Mark Cannizzaro

Mark Cannizzaro

NFL

Dolphins must do everything to pick Tua Tagovailoa in NFL draft

In exactly a month, the 2020 NFL Draft will commence, with league commissioner Roger Goodell announcing which team LSU quarterback Joe Burrow goes to as the No. 1 overall pick — whether that’s to the team currently on the clock, the Bengals, or one that trades up to get him.

Once Burrow is drafted, let the questions begin — more questions than perhaps any NFL draft in memory has presented teams in need of talent.

In a perfect world with the least possible number of variables, the NFL draft is the sports world’s largest crapshoot. There’s no such a thing as sure thing in the draft — even in the most perfect of worlds.

We, of course, are not living in a perfect world, with the spread of the coronavirus creating chaos across the country.

The part of the chaos that affects the lead-up to the draft is how the state the country is in prevents teams from bringing prospective draftees into their facilities for interviews, physicals and workouts.

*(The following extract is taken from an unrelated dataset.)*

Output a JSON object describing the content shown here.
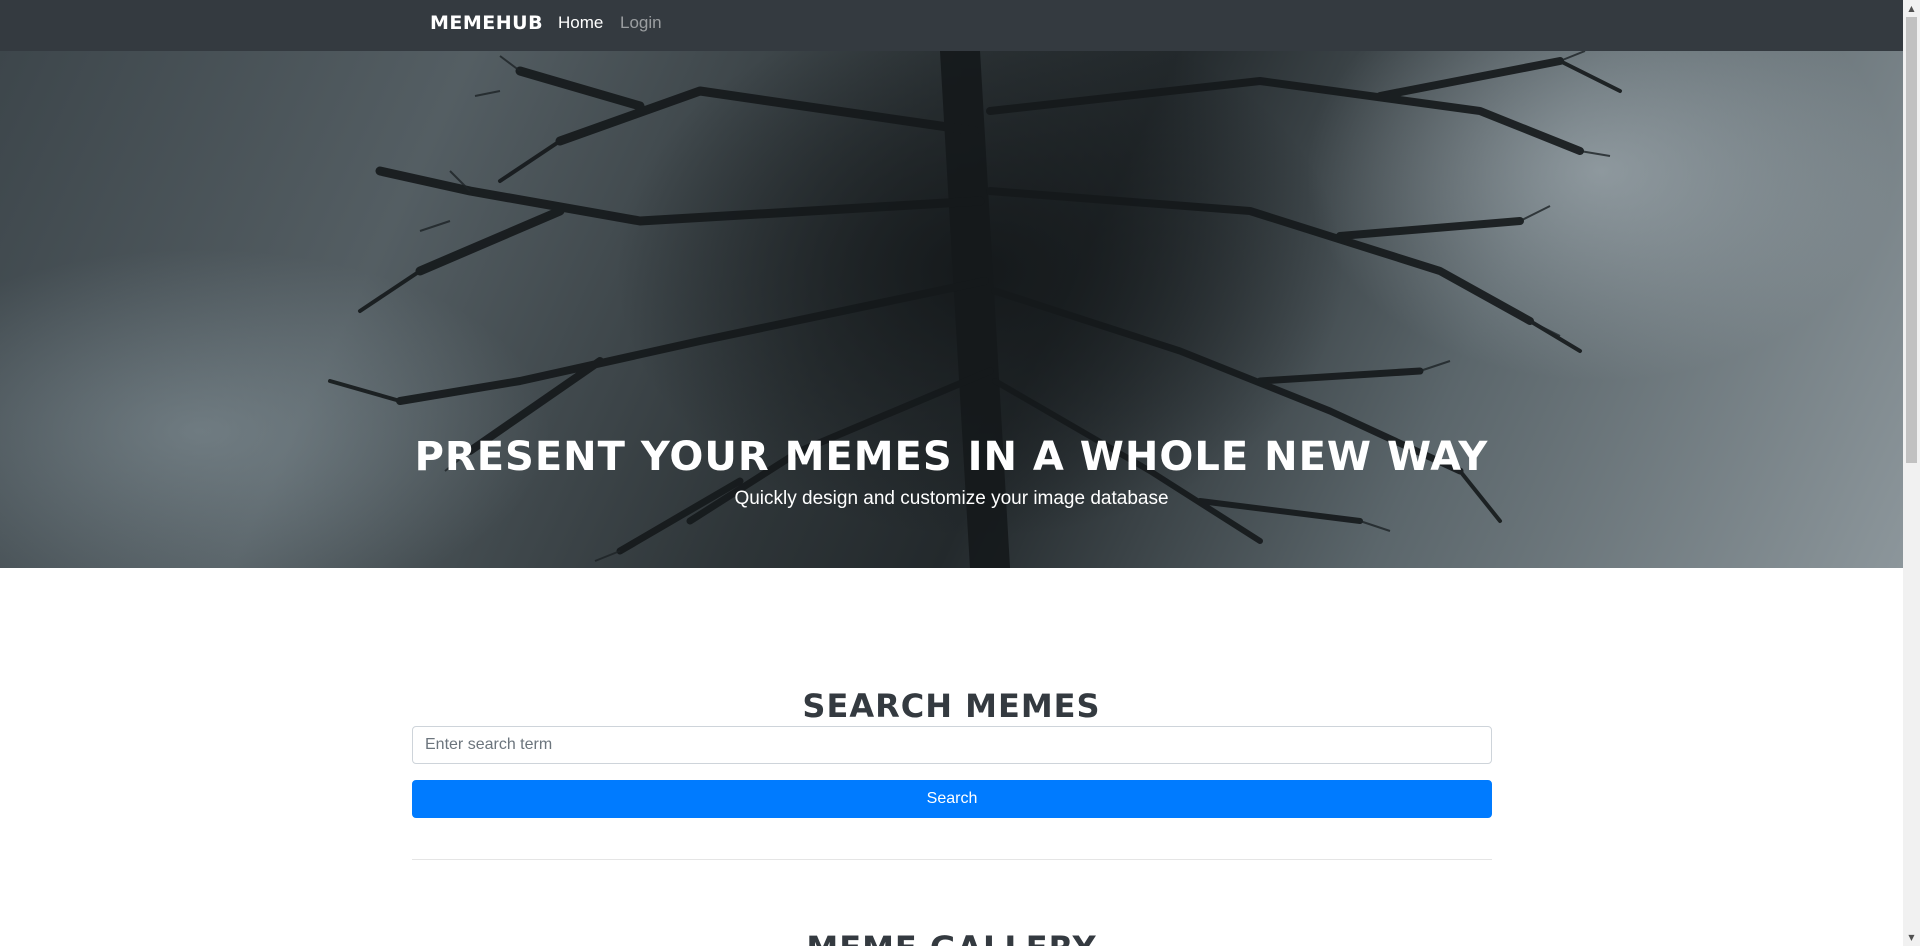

This considerably muddies the waters as it relates to the most intriguing player in the draft, Alabama quarterback Tua Tagovailoa, whose injury history threatens to overshadow the dynamic talent he is.

Before the 2019 college football season, Tagovailoa was the consensus No. 1 pick for 2020 among draft experts.

Then, in November, he suffered a dislocated and fractured hip that required surgery, wrecked his final collegiate season and left his NFL career in doubt because he’s still in recovery.

The hip injury was merely the latest and most serious injury he’s suffered. There was the ankle injury in October that required surgery, the ankle injury in December 2018 that also required surgery, and in October and November 2018, he suffered knee and quad injuries. Before that, he fractured the index finger on his throwing hand in March 2018.

Those are a lot of red flags for a player whose talent is tantalizing enough for a team to think seriously about mortgaging its future on him as its franchise quarterback.

But with teams unable to have Tagovailoa in for a pre-draft up-close-and-personal visit to assess exactly where his recovery stands from that November hip injury, those flags are a brighter red.

Before the 2019 NFL season began, the Dolphins were considered the weak links of the league and a tanking campaign was created and embraced by fans and Miami media. It even became a hashtag: #TankForTua.

Tua Tagovailoa
Tua TagovailoaAP

The Dolphins, thanks to an exemplary coaching job by Brian Flores in his first year, didn’t follow the script and played well enough to fall to the No. 5 overall pick in the draft, not the first.

Burrow’s emergence in LSU’s national championship season — not to mention his good health — has elevated him to what seems to be the no-brainer No. 1 overall pick.

Tagovailoa?

He’s the wild card of the draft. He could end up as the best player in it or his NFL career may never get out of first gear because he continues to get injured. No player in this draft has a wider, more dramatic boom-or-bust gap.

In the lead-up to the 2017 draft, I implored the Jets (in a column) to pick Deshaun Watson despite the fact that he’d torn the ACL in his left knee and was a risk because of his injury history and the fact that one of his best assets was his mobility.

The point of the argument was that a team like that Jets, in desperate need of finding a franchise quarterback for decades, needs to stick its neck out and take a chance on a player who might be generational.

Watson was the Tagovailoa of that 2017 draft. The Jets passed on Watson with the sixth-overall pick and selected safety Jamal Adams, who’s become a terrific player. Watson went 12th overall and has been the face of the Texans since.

The Dolphins, who haven’t had a franchise quarterback since Dan Marino, failed on their tank job. But they can still make it right with Tagovailoa, because they have the draft capital to trade up and make it happen with three picks in the first round (Nos. 5, 18 and 26).

They should follow the advice the Jets never took from me in 2017 and draft Tagovailoa. Let him learn behind veteran Ryan Fitzpatrick for a year while he becomes healthier and stronger and then hand him the keys to the franchise in 2021.

The Texans took a chance on Watson in 2017 and, after he suffered a torn right ACL that wrecked his rookie year just six games into it, he’s led Houston to the playoffs the past two seasons, compiling a 21-11 record throwing 52 TDs and only 21 INTs in that span.

In 32 college games, Tagovailoa completed 69.3 percent of his passes for 7,442 yards with 87 TDs and only 11 INTs. His character is impeccable, so there’s no concern of any off-field issues.

That all adds up to this: #DoItDolphins.